Konektivitas global bukan sekadar jalur terbang; ia membawa arus ide, investasi, dan peluang bisnis. Kehadiran bandara internasional akan memicu aktivitas ekonomi baru: mulai dari usaha kuliner lokal, kerajinan tangan, hingga transportasi darat. Seperti efek domino, satu kebijakan membuka ratusan lapangan kerja baru, baik di sektor formal seperti perhotelan, maupun sektor informal seperti pemandu wisata dan UMKM souvenir.
Penetapan ini pun menjadi pintu utama wisatawan mancanegara masuk ke Indonesia. Setiap bandara internasional adalah gerbang utama wisatawan. Selama ini, banyak wisatawan asing harus transit di Jakarta atau Bali sebelum menuju destinasi lain.
Kini, bayangkan turis mancanegara bisa langsung mendarat di Pontianak untuk mencicipi kuliner khas Kalimantan Barat atau menyusuri Tugu Khatulistiwa tanpa harus berpindah pesawat. Tentu saja efisiensi itu menambah daya tarik bagi wisatawan yang menghargai waktu dan kenyamanan.
Namun patut dicatat, gerbang yang megah saja tidak cukup. Pemerintah daerah harus mempersiapkan diri menghadapi masuknya tamu-tamu asing lewat gerbang wisatawan. Pemda harus memastikan ketersediaan sarana wisata yang informatif, transportasi yang aman dan terjangkau, serta penginapan yang sesuai standar internasional.

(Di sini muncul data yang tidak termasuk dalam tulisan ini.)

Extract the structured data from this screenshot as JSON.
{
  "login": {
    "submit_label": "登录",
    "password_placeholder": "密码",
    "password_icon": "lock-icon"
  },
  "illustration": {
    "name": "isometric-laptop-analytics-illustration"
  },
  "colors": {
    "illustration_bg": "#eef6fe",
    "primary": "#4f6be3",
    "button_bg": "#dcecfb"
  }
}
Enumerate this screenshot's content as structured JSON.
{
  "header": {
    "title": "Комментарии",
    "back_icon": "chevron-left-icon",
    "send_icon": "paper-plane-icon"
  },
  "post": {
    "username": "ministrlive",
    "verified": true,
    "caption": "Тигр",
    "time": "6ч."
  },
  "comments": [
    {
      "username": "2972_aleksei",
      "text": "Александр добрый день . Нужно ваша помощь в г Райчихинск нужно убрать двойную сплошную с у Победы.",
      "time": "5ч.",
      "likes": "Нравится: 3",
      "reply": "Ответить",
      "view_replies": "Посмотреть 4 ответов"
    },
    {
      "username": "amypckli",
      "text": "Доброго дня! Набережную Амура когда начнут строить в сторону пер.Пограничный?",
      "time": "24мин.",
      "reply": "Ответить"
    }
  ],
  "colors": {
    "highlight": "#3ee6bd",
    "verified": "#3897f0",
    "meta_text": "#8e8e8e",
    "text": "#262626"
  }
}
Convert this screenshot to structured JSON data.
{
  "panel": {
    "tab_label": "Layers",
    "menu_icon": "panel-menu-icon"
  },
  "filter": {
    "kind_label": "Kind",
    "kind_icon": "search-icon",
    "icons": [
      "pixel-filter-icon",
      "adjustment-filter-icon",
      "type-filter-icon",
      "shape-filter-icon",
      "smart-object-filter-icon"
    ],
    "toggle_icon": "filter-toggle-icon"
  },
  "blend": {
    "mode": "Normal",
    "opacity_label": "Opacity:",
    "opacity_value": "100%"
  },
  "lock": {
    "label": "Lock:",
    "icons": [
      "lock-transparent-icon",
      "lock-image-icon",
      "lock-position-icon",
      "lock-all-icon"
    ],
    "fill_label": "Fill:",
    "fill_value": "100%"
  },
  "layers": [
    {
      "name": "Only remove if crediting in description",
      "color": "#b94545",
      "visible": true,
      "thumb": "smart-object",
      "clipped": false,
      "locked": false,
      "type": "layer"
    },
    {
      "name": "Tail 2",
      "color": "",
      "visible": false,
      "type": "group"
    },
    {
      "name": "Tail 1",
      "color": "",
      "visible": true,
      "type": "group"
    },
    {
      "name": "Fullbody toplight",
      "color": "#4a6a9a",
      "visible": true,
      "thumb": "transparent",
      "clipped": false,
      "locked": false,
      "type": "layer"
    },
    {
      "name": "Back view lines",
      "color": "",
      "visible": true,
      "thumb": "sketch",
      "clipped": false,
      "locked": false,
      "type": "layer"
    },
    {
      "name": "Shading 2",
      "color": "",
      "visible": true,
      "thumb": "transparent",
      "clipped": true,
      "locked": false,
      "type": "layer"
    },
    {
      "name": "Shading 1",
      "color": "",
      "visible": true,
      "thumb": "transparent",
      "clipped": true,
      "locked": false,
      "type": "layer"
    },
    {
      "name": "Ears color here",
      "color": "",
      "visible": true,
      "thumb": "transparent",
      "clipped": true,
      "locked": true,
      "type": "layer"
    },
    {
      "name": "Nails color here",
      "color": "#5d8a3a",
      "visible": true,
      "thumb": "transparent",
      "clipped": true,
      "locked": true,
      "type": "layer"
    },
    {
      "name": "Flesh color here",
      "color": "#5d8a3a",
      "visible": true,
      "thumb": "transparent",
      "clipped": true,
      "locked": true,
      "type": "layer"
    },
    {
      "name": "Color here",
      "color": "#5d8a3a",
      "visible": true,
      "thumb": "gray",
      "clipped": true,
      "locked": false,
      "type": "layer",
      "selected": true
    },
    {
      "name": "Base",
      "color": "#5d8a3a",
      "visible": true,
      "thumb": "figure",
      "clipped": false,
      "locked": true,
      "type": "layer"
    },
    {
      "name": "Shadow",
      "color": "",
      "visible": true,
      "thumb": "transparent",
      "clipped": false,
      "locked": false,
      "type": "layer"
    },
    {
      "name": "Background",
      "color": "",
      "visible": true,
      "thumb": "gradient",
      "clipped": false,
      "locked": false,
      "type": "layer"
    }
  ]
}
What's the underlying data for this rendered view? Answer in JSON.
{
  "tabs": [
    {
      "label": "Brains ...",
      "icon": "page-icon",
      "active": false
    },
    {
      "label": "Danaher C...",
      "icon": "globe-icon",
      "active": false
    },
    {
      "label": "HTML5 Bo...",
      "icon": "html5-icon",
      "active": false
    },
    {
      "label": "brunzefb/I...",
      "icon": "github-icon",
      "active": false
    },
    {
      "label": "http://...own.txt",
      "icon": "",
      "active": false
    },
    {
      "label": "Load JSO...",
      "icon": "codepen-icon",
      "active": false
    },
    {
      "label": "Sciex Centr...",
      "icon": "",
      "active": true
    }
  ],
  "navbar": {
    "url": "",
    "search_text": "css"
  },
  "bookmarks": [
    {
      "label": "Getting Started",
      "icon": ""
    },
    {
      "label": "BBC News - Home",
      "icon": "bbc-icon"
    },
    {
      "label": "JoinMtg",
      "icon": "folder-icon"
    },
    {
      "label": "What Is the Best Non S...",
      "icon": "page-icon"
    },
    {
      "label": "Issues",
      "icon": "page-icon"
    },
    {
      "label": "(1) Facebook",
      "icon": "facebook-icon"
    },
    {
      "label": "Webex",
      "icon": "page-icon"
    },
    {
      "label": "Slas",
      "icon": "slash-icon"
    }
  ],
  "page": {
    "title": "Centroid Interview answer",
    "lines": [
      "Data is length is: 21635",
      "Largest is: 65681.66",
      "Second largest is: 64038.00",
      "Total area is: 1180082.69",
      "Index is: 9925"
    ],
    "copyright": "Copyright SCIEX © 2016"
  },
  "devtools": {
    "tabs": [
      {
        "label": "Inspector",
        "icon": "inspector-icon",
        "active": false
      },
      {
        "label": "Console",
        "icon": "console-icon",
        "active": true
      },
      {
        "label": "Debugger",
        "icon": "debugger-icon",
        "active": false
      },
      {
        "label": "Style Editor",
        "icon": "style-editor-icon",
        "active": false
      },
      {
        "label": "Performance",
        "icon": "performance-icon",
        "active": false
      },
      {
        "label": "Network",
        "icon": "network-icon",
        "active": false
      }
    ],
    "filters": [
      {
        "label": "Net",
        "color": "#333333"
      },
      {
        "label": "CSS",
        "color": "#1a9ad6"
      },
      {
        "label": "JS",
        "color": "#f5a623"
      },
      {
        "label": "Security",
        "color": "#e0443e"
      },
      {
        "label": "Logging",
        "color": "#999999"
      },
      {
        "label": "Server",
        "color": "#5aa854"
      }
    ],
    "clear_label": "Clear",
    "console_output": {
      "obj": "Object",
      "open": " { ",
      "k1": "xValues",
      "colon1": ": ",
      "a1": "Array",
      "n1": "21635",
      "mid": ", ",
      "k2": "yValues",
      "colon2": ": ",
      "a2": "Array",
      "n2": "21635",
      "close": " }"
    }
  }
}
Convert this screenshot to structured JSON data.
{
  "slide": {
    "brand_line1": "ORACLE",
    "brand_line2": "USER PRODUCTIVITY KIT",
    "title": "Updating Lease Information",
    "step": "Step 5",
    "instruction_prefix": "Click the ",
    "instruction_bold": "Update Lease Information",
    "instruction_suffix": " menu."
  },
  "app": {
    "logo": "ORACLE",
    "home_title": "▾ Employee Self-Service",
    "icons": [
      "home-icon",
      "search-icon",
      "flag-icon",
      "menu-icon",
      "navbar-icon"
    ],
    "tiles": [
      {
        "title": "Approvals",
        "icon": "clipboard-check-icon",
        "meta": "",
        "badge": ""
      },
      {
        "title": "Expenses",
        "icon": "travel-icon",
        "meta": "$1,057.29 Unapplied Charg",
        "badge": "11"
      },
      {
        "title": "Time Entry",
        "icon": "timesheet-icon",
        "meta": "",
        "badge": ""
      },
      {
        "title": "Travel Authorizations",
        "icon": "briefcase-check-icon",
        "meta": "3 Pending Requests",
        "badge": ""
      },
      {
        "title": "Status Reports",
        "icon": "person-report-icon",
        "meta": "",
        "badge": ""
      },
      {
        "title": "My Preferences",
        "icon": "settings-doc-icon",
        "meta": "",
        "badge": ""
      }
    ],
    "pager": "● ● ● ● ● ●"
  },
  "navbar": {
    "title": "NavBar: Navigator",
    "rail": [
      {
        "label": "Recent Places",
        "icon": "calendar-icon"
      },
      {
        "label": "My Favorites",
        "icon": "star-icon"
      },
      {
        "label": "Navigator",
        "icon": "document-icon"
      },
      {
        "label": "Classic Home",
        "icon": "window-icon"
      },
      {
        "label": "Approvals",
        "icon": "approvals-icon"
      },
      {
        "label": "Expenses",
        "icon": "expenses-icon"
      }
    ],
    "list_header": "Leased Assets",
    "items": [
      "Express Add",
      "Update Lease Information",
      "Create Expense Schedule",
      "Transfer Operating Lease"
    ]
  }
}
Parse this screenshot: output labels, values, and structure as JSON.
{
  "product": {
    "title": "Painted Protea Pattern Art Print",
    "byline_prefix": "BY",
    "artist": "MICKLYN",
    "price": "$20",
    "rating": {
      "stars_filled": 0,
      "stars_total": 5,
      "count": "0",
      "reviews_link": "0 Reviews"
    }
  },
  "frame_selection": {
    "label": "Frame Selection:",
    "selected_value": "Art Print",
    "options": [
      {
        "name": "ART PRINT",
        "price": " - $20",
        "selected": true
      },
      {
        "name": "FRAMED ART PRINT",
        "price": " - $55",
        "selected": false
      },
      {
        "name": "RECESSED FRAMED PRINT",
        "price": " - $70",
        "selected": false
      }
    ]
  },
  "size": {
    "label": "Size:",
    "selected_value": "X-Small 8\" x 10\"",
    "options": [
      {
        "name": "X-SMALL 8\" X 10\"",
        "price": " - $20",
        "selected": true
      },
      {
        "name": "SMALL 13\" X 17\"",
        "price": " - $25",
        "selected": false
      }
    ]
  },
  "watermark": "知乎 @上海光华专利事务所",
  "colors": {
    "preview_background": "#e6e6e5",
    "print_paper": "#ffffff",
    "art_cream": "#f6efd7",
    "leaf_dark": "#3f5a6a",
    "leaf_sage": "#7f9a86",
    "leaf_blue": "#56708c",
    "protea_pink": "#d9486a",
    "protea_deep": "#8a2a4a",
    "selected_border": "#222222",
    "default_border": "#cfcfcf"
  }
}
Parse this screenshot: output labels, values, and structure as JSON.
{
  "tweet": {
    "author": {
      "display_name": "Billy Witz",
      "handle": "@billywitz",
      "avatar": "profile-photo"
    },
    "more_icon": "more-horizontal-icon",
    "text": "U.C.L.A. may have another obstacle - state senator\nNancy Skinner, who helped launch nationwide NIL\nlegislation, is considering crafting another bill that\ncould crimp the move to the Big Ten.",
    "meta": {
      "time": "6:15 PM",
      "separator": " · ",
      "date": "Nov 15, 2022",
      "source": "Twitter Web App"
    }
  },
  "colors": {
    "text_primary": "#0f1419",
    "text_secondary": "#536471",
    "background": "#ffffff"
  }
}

Tanpa kesiapan itu, arus wisatawan yang masuk justru bisa membawa kekecewaan, alih-alih kesan mendalam.
Dengan naiknya status 36 bandara sebagai bandara internasional, pemerataan pembangunan pun tidak lagi terpusat di pulau Jawa. Seperti kita tahu, selama puluhan tahun pembangunan pariwisata dan infrastruktur kerap terpusat di Pulau Jawa. Penetapan 36 bandara internasional memberi kesempatan emas bagi daerah lain untuk keluar dari bayang-bayang ketimpangan.
Flores, Kalimantan, Sulawesi, Maluku—semua kini berpeluang tampil di panggung dunia. Pemerataan pembangunan bukan hanya jargon; dengan bandara internasional, arus modal, wisatawan, dan teknologi bisa mengalir lebih merata.
Namun sekali lagi, peluang yang bisa melesatkan perekonomian daerah itu menuntut keseriusan dari pemerintah daerah. Pemda tidak bisa hanya menunggu “durian runtuh”. Perlu rencana matang: pembenahan infrastruktur jalan, ketersediaan transportasi publik yang ramah turis, hingga promosi wisata yang kreatif. Tanpa sinergi, status bandara internasional hanya akan menjadi papan nama tanpa makna.